My ultimate commendation of the Tiguan is the ease with which it can be driven. It feels like home, despite VW’s overhaul of the interior operating concept with the introduction of the Digital Cockpit. For the most part, Tiguan owners will be okay with it for its modernity and cool factor but as with a lot of this tech, operating it on the go can be tricky especially on bumpy surfaces such as gravel roads where I’m certain these cars will venture occasionally. The new Tiguan is devoid of even the climate control buttons from the pre-facelift model. I particularly have an issue with the absence of a conventional volume dial or a more usable temperature setting. The volume operation for the passenger can be frustrating at speed. At least the driver can make use of an extensively useful multi-function steering wheel. From the driver’s pew, one can control almost all the digital cockpit functions. Once you’re used to the haptic feedback and how they work, you’ll be master and commander quite quickly. The temperature and ventilation speed controls also take some getting used with a slider control that is hard to operate on the move.
Besides these frustrations, the Tiguan exudes typical Volkswagen qualities. It is well built and plays family SUV very well. The rear seats recline(slightly) for those who prefer to laze in the back and legroom and headroom too, is commendable. The boot is a generous 520-litres of which is in line with the segment. It’s not segment-leading but it’s in line with or better than quite a few competitors. The Koreans however, have that waxed.
The Volkswagen Tiguan 2.0 TSI R-Line is the flagship of the range – for now.
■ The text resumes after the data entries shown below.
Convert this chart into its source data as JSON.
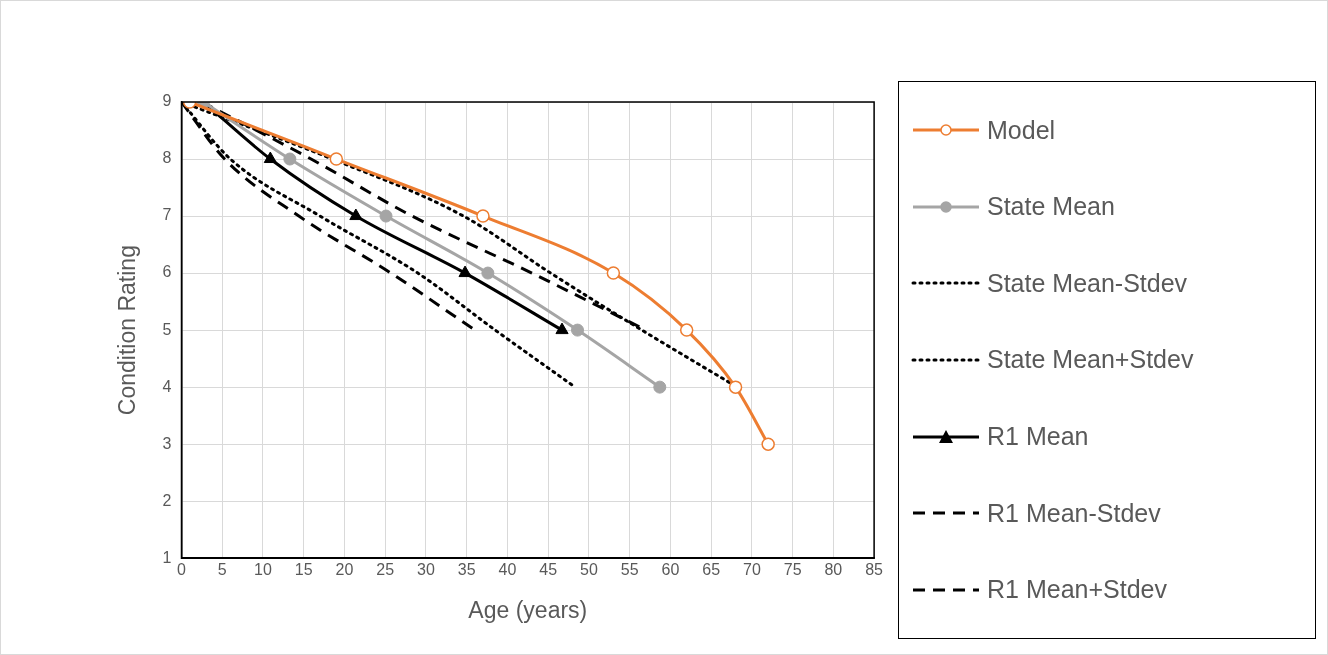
{
  "chart_data": {
    "type": "line",
    "xlabel": "Age (years)",
    "ylabel": "Condition Rating",
    "xlim": [
      0,
      85
    ],
    "xticks": [
      0,
      5,
      10,
      15,
      20,
      25,
      30,
      35,
      40,
      45,
      50,
      55,
      60,
      65,
      70,
      75,
      80,
      85
    ],
    "ylim": [
      1,
      9
    ],
    "yticks": [
      1,
      2,
      3,
      4,
      5,
      6,
      7,
      8,
      9
    ],
    "grid": true,
    "legend": "right",
    "series": [
      {
        "name": "Model",
        "color": "#ed7d31",
        "marker": "circle",
        "line_style": "solid",
        "x": [
          1,
          19,
          37,
          53,
          62,
          68,
          72
        ],
        "values": [
          9,
          8,
          7,
          6,
          5,
          4,
          3
        ]
      },
      {
        "name": "State Mean",
        "color": "#a5a5a5",
        "marker": "circle",
        "line_style": "solid",
        "x": [
          2.7,
          13.3,
          25.1,
          37.6,
          48.6,
          58.7
        ],
        "values": [
          9,
          8,
          7,
          6,
          5,
          4
        ]
      },
      {
        "name": "State Mean-Stdev",
        "color": "#000000",
        "marker": "none",
        "line_style": "dotted",
        "x": [
          0,
          6,
          17,
          29,
          38.5,
          48.3
        ],
        "values": [
          9,
          8,
          7,
          6,
          5,
          4
        ]
      },
      {
        "name": "State Mean+Stdev",
        "color": "#000000",
        "marker": "none",
        "line_style": "dotted",
        "x": [
          0,
          18.5,
          34.6,
          45.3,
          56.5,
          68.2
        ],
        "values": [
          9,
          8,
          7,
          6,
          5,
          4
        ]
      },
      {
        "name": "R1 Mean",
        "color": "#000000",
        "marker": "triangle",
        "line_style": "solid",
        "x": [
          2.7,
          10.9,
          21.4,
          34.8,
          46.7
        ],
        "values": [
          9,
          8,
          7,
          6,
          5
        ]
      },
      {
        "name": "R1 Mean-Stdev",
        "color": "#000000",
        "marker": "none",
        "line_style": "dashed",
        "x": [
          0,
          5.3,
          14.4,
          25.7,
          36
        ],
        "values": [
          9,
          8,
          7,
          6,
          5
        ]
      },
      {
        "name": "R1 Mean+Stdev",
        "color": "#000000",
        "marker": "none",
        "line_style": "dashed",
        "x": [
          2.5,
          15.9,
          28.3,
          43,
          57
        ],
        "values": [
          9,
          8,
          7,
          6,
          5
        ]
      }
    ]
  }
}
Volkswagen has announced that a more potent Tiguan R will join us some time this year but the 2.0 TSI has held that baton and it does so with commendable charm yet still respectfully leaving enough room for the ‘R’. Powering the 2.0 TSI is still the EA888 2.0-litre turbo petrol engine tuned to 162kW and 350Nm of torque. It is paired with a 7-speed DSG transmission and up until this point, this sounds fiery enough in hot hatch terms – BUT – it drives a heavier body with VW’s 4Motion all-wheel drive system and that ultimately tempers the performance to a certain degree. It isn’t dull and boring by any means. Performance is studious rather than mesmerising. Good, but not exciting.
That translates into the rest of the drive too. The Tiguan 2.0 TSI drives with poise and purpose. That purpose is doing the business for which most family SUV’s would be called. Its ride and handling is excellent at any speed with a chassis that responds with tempered safety when pushed to its limits. For those who love the numbers: 0 – 100 km/h takes 6,5-seconds and it will go on to a top end of 225 km/h.
Where the Tiguan rises in sales terms can’t only be attributed to the badge on the bonnet or its arresting looks. Part of its repertoire is an extensive list of technology specifications. In this Volkswagen Tiguan 2.0 TSI R-Line, the standard list is long and fancy: a digital instrument cluster, multi-function steering wheel, keyless start and entry, ambient lighting and cruise control to name a few. Options include Harmon Kardon sound; Discover Pro entertainment system with wireless App Connect, adaptive cruise control with park and trailer assist, a panoramic roof, Heads-up display, the IQ Lights, Matrix LED package and an Aerial view camera system…to name a few.
A base price of R738 400 isn’t cheap by any means. Swelled with options, the Tiguan 2.0 TSI R-Line can easily peek over the R800 000 mark. That said, the car is nearly faultless for the urban consumer. Its 190mm ground clearance won’t convince those with a penchant for harder off-roading adventures and you would have to be careful when negotiating ruts and or some pavements. But as a modern, premium SUV with great ride and build quality and a strong retail support base, the Volkswagen Tiguan 2.0 TSI 4Motion is a really good option in this segment.